We study the dynamical evolution of the gravitational-wave driven instability of the $f$ mode in rapidly rotating relativistic stars. With an approach based on linear perturbation theory we describe the evolution of the mode amplitude and follow the trajectory of a newborn neutron star through its instability window. The influence on the $f$-mode instability of the magnetic field and the presence of an unstable $r$ mode is also considered. Two different configurations are studied in more detail, an $N=1$ polytrope with a typical mass and radius and a more massive polytropic $N=0.62$ model with gravitational mass $M=1.98{M}_{\ensuremath{\bigodot}}$. We study several evolutions with different initial rotation rates and temperature and determine the gravitational waves radiated during the instability.

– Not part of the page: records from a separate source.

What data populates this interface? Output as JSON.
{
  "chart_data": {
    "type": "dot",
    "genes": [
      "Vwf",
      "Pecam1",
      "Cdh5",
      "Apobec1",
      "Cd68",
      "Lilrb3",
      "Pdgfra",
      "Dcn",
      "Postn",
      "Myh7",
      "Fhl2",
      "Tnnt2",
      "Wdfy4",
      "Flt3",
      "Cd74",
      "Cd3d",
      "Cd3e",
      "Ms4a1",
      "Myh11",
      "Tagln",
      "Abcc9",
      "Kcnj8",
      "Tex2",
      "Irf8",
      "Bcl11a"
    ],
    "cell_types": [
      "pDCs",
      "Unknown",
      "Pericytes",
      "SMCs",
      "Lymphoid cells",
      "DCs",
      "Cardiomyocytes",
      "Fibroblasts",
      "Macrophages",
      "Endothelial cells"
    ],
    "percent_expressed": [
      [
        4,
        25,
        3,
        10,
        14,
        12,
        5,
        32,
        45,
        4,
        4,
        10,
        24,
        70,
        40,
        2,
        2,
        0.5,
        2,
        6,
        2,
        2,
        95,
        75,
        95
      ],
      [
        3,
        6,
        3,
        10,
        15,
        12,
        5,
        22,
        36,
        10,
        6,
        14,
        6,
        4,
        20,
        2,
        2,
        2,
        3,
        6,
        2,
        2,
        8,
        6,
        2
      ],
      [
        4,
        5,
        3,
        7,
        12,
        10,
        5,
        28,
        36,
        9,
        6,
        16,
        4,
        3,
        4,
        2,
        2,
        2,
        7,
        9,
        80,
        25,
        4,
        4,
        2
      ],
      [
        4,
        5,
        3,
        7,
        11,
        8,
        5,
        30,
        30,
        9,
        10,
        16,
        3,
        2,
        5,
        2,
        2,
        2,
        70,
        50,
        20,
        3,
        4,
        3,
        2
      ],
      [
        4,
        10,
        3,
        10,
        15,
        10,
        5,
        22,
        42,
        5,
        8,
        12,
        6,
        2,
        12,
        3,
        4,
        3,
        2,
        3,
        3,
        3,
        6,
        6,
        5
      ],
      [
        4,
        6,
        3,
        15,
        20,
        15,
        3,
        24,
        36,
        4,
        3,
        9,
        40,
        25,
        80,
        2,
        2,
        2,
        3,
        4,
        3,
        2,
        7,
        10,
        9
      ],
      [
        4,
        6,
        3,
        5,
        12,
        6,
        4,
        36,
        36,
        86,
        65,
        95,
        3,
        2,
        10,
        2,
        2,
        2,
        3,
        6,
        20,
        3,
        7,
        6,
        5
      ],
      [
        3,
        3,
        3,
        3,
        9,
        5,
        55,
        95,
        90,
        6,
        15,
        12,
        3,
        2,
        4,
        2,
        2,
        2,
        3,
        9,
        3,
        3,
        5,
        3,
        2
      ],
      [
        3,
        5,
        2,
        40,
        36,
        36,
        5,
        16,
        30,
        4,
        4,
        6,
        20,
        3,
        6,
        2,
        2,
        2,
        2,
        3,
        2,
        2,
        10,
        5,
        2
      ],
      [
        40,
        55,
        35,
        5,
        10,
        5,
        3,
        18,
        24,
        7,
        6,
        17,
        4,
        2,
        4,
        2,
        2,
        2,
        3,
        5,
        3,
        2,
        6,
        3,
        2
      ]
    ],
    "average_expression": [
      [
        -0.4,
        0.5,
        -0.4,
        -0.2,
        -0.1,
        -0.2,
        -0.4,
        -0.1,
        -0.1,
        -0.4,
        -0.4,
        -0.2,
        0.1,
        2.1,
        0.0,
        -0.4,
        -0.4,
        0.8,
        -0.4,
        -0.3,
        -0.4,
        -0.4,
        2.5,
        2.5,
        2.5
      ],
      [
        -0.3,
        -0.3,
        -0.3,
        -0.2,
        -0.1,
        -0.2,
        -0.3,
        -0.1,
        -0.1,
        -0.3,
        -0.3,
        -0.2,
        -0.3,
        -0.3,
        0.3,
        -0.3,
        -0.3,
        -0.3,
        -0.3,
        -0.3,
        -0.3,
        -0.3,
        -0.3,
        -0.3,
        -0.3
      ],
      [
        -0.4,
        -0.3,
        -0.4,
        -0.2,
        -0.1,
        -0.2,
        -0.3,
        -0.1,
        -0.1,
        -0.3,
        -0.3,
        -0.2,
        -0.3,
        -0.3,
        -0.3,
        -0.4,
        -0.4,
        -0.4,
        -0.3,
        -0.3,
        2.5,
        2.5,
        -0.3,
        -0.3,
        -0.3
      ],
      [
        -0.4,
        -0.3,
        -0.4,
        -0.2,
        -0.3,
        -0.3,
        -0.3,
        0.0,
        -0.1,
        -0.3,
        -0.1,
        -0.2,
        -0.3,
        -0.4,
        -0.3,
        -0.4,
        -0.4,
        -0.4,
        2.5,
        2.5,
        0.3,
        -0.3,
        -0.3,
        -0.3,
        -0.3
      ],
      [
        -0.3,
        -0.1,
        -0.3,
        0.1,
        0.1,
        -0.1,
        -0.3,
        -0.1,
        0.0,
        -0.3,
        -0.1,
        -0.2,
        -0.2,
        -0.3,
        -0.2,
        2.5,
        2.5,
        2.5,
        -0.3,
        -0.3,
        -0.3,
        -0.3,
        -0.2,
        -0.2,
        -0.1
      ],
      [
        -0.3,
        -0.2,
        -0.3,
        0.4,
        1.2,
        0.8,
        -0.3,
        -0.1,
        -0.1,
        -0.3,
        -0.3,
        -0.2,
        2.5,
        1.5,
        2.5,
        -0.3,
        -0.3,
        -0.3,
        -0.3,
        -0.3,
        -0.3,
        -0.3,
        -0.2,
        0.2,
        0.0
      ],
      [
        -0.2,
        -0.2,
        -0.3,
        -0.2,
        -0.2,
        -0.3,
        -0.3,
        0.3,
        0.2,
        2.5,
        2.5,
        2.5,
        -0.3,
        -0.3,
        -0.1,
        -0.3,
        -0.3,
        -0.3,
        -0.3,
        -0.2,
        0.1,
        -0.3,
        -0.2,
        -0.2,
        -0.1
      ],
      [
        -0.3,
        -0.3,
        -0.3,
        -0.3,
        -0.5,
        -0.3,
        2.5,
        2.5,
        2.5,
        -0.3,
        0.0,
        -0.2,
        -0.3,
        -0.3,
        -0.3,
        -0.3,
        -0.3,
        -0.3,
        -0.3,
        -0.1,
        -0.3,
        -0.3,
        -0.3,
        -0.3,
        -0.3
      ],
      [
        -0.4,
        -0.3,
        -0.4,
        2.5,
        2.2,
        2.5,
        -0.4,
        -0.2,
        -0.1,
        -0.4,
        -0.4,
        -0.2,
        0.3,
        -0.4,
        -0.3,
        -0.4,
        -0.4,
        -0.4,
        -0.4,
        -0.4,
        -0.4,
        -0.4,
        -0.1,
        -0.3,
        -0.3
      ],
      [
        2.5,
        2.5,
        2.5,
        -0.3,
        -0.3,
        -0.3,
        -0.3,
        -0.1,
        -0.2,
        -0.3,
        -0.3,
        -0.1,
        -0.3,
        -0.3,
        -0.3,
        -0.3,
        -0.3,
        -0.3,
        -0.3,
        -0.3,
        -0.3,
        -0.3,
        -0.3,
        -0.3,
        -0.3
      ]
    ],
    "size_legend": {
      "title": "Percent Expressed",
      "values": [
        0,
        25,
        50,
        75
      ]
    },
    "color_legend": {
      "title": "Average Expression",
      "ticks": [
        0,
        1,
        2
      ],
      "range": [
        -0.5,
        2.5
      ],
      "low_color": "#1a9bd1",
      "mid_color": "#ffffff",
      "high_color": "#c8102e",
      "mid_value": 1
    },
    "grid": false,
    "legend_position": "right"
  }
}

In more massive models, an unstable $f$ mode with a saturation energy of about ${10}^{\ensuremath{-}6}{M}_{\ensuremath{\bigodot}}{c}^{2}$ may generate a gravitational wave signal which can be detected by the Advanced LIGO/Virgo detector from the Virgo cluster. The magnetic field affects the evolution and then the detectability of the gravitational radiation when its strength is higher than ${10}^{12}\text{ }\text{ }\mathrm{G}$, while the effects of an unstable $r$ mode become dominant when this mode reaches the maximum saturation value allowed by nonlinear mode couplings. However, the relative saturation amplitude of the $f$ and $r$ modes must be known more accurately in order to provide a definitive answer to this issue. From the thermal evolution we find also that the heat generated by shear viscosity during the saturation phase completely balances the neutrinos' cooling and prevents the star from entering the regime of mutual friction. The evolution time of the instability is therefore longer and the star loses significantly larger amounts of angular momentum via gravitational waves.